Illustration, with a pink background, of a customer receiving online customer service from a service agent / contact center AI
AI helps everyone get more out of every service interaction. Your agents are freed of time-consuming tasks and your customers get a quick resolution with a human touch. [Heena_Rajput / Adobe Stock]

When your agents and AI team up, they can transform customer service for everyone. Here’s how you can begin using this technology today.

The hottest topic in service today is generative AI, especially in the contact center. 84% of IT leaders we surveyed in a recent study say generative AI will help their organization better serve customers, and every day I speak with service leaders who are excited about the potential for generative contact center AI. 

Yet, only 24% are actually using any form of contact center AI. What’s in the way? 66% say that their employees don’t have the right skills to successfully put generative AI to use. So let’s look at the four ways you can use contact center AI, along with example use cases and tips that will help you get started.
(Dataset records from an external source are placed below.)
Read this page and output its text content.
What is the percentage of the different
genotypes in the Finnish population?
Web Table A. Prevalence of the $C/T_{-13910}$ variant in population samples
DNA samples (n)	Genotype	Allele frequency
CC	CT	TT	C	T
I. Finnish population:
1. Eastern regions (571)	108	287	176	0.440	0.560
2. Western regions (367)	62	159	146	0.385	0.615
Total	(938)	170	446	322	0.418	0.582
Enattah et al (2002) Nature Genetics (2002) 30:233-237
Modernize your contact center

The right mix of customer service channels and AI tools can help you become more efficient and improve customer satisfaction. Our guide reveals how high-performing service orgs make it happen.

1. Generating service responses to customers

Your contact center provides multiple ways for customers to contact your business — from phone to email to chat to SMS. While many customers still use the phone, 57% now prefer to use digital channels. Your agents staffing these digital channels need to give accurate and relevant information, reply in a timely manner, and resolve the customer’s issue quickly.
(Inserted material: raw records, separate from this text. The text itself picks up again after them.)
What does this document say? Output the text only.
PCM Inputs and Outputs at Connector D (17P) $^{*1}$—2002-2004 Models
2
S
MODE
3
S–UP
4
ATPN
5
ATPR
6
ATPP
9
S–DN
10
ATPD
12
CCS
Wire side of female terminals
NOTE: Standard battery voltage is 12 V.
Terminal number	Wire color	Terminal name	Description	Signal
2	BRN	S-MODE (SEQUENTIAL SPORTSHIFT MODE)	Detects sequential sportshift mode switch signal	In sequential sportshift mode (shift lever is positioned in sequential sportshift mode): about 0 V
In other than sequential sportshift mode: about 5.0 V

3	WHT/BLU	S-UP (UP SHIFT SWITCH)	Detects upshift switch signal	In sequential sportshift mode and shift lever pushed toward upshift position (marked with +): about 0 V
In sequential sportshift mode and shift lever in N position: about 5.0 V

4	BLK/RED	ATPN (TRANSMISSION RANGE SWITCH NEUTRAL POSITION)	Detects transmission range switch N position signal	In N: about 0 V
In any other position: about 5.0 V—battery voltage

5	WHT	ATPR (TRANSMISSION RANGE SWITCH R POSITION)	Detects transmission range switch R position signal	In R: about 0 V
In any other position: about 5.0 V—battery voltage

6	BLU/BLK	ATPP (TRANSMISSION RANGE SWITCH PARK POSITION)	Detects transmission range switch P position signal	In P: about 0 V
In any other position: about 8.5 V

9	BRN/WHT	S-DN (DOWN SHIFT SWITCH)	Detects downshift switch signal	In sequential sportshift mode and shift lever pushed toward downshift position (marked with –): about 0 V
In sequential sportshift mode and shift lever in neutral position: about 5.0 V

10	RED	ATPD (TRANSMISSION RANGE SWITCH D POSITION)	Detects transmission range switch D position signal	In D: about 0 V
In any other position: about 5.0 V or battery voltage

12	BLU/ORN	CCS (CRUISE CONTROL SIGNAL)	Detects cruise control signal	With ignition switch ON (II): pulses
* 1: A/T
So how can generative AI help? The large language models powering generative AI can automatically generate a human-like reply to any question. When grounded in your customer data and knowledge base, you can personalize these generated replies, making them more trustworthy. Agents can review the suggestions from the model and easily send. For agents working on several cases all at once, contact center AI can be a real timesaver. 

Let’s look at an example for a fictional internet company we’ll call Nation-Wide Web. 

Jane is a Nation-Wide Web customer and notices an unusual charge to her bill. Jane opens up a chat message on the company’s website and is soon connected to an agent, Katie. 

Katie has a few messaging windows open from customers, one of them is Jane. Jane shares her concerns about her bill. Apparently, Jane went over her data package for the month. The contact center’s AI tool uses Jane’s question and the context of her account status to generate a personalized message that explains this charge in an empathetic tone, but also that it’s within company policy to waive the fee given the circumstances. 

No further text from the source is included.